Machine Learning and Monte Carlo Methods meet Economics and Finance Mini-Conference

Date and Time
Location
North Hall 2111

Speakers

Giray Okten, Florida State University, Jean Pierre Fouque, and Michael Ludkovski, University of California, Santa Barbara

Event Details

The Aggregate Economics Consortium holds its first Mini-Conference of the year titled Machine Learning and Monte Carlo Methods meets Economics and Finance. We will be joined by Professor Giray Okten from Flordia State University and UCSB's very own Professor Jean Pierre Fouque and Professor Mike Ludkovski. This event will be available to both Economists and Statisticians. The schedule, titles, abstracts, and paper links can be found below.

Schedule:

1:30pm-2:15pm—Jean Pierre Fouque, University of California, Santa Barbara

Title: "Reinforcement Learning Algorithm for Mixed Mean Field Control Games"

Abstract: We present a new combined mean field control game (MFCG) problem which can be interpreted as a competitive game between collaborating groups and its solution as a Nash equilibrium between the groups. Within each group the players coordinate their strategies. An example of such a situation is a modification of the classical trader's problem. Groups of traders maximize their wealth. They are faced with transaction cost for their own trades and a cost for their own terminal position. In addition they face a cost for the average holding within their group. The asset price is impacted by the trades of all agents. We propose a three-timescale reinforcement learning algorithm to approximate the solution of such MFCG problems. We test the algorithm on benchmark linear-quadratic specifications for which we have analytic solution

2:30pm-3:15pm—Michael Ludkovski, University of California, Santa Barbara

Title: "Machine Learning for Optimal Stopping Problems"

*This talk with combine two papers. Abstracts listed below

Paper 1: "Towards a Unified Implementation of Regression Monte Carlo Algorithms"

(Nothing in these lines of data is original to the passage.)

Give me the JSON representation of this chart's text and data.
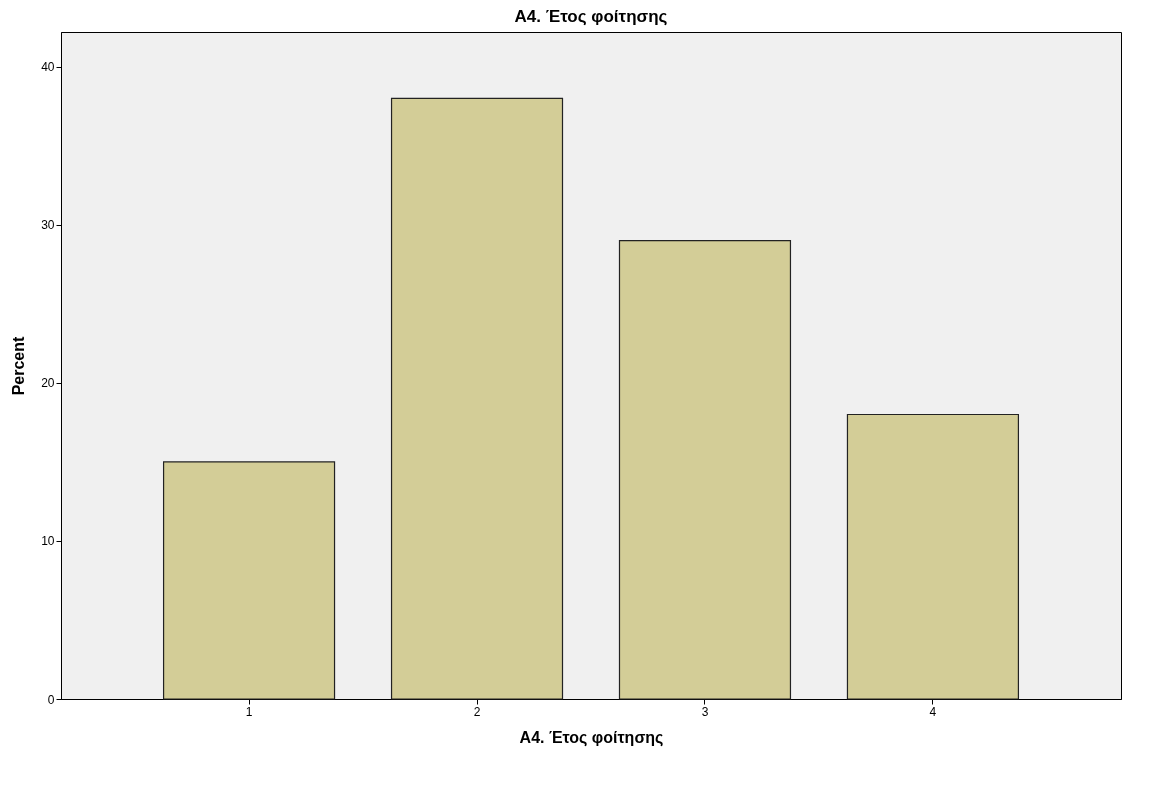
{
  "chart_data": {
    "type": "bar",
    "title": "A4. Έτος φοίτησης",
    "xlabel": "A4. Έτος φοίτησης",
    "ylabel": "Percent",
    "categories": [
      "1",
      "2",
      "3",
      "4"
    ],
    "values": [
      15,
      38,
      29,
      18
    ],
    "color": "#d3cd97",
    "ylim": [
      0,
      42.2
    ],
    "yticks": [
      0,
      10,
      20,
      30,
      40
    ],
    "grid": false
  }
}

AbstractWe introduce mlOSP, a computational template for Machine Learning for Optimal Stopping Problems. The template is implemented in the R statistical environment and publicly available via a GitHub repository. mlOSP presents a unified numerical implementation of Regression Monte Carlo (RMC) approaches to optimal stopping, providing a state-of-the-art, open-source, reproducible and transparent platform. Highlighting its modular nature, we present multiple novel variants of RMC algorithms, especially in terms of constructing simulation designs for training the regressors, as well as in terms of machine learning regression modules. Furthermore, mlOSP nests most of the existing RMC schemes, allowing for a consistent and verifiable benchmarking of extant algorithms. The article contains extensive R code snippets and figures, and serves as a vignette to the underlying software package.

Paper 2: "Regression Monte Carlo for Impulse Control"

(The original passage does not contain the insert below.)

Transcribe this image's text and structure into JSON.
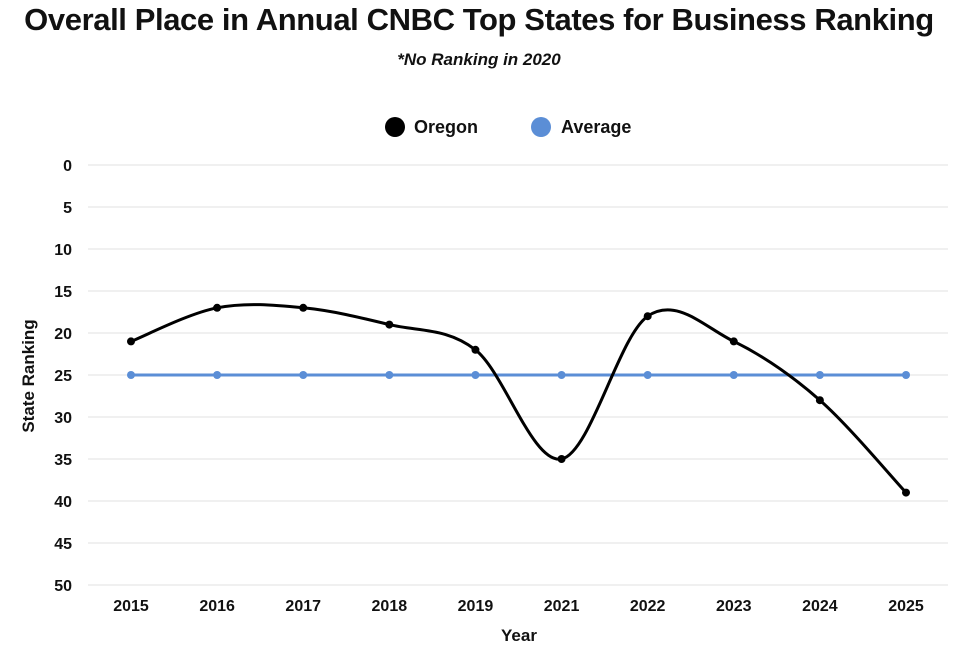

AbstractI develop a numerical algorithm for stochastic impulse control in the spirit of Regression Monte Carlo for optimal stopping. The approach consists in generating statistical surrogates (aka functional approximators) for the continuation function. The surrogates are recursively trained by empirical regression over simulated state trajectories. In parallel, the same surrogates are used to learn the intervention function characterizing the optimal impulse amounts. I discuss appropriate surrogate types for this task, as well as the choice of training sets. Case studies from forest rotation and irreversible investment illustrate the numerical scheme and highlight its flexibility and extensibility. Implementation in \texttt{R} is provided as a publicly available package posted on GitHub.

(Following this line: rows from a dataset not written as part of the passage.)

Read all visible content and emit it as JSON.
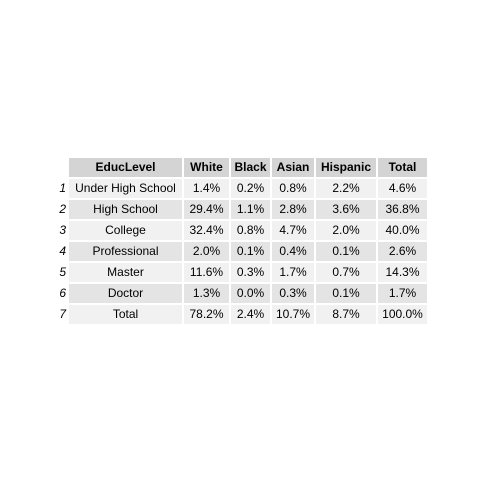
{
  "table": {
    "headers": [
      "EducLevel",
      "White",
      "Black",
      "Asian",
      "Hispanic",
      "Total"
    ],
    "rows": [
      {
        "index": "1",
        "cells": [
          "Under High School",
          "1.4%",
          "0.2%",
          "0.8%",
          "2.2%",
          "4.6%"
        ]
      },
      {
        "index": "2",
        "cells": [
          "High School",
          "29.4%",
          "1.1%",
          "2.8%",
          "3.6%",
          "36.8%"
        ]
      },
      {
        "index": "3",
        "cells": [
          "College",
          "32.4%",
          "0.8%",
          "4.7%",
          "2.0%",
          "40.0%"
        ]
      },
      {
        "index": "4",
        "cells": [
          "Professional",
          "2.0%",
          "0.1%",
          "0.4%",
          "0.1%",
          "2.6%"
        ]
      },
      {
        "index": "5",
        "cells": [
          "Master",
          "11.6%",
          "0.3%",
          "1.7%",
          "0.7%",
          "14.3%"
        ]
      },
      {
        "index": "6",
        "cells": [
          "Doctor",
          "1.3%",
          "0.0%",
          "0.3%",
          "0.1%",
          "1.7%"
        ]
      },
      {
        "index": "7",
        "cells": [
          "Total",
          "78.2%",
          "2.4%",
          "10.7%",
          "8.7%",
          "100.0%"
        ]
      }
    ]
  },
  "colors": {
    "header_bg": "#d4d4d4",
    "row_bg": "#f1f1f1",
    "row_alt_bg": "#e4e4e4"
  }
}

3:30pm-4:30pm—Giray Okten, Florida State University

Title: "Stochastic Deterministic Simulation with Applications in Economics and Finance"

Abstract: Monte Carlo and quasi-Monte Carlo simulation are popular numerical methods used in a wide variety of disciplines including economics and finance.  In this talk, I will give a survey of pseudorandom and low-discrepancy sequences, discuss how they are used in computing, and present some examples from time series forecasting and option pricing.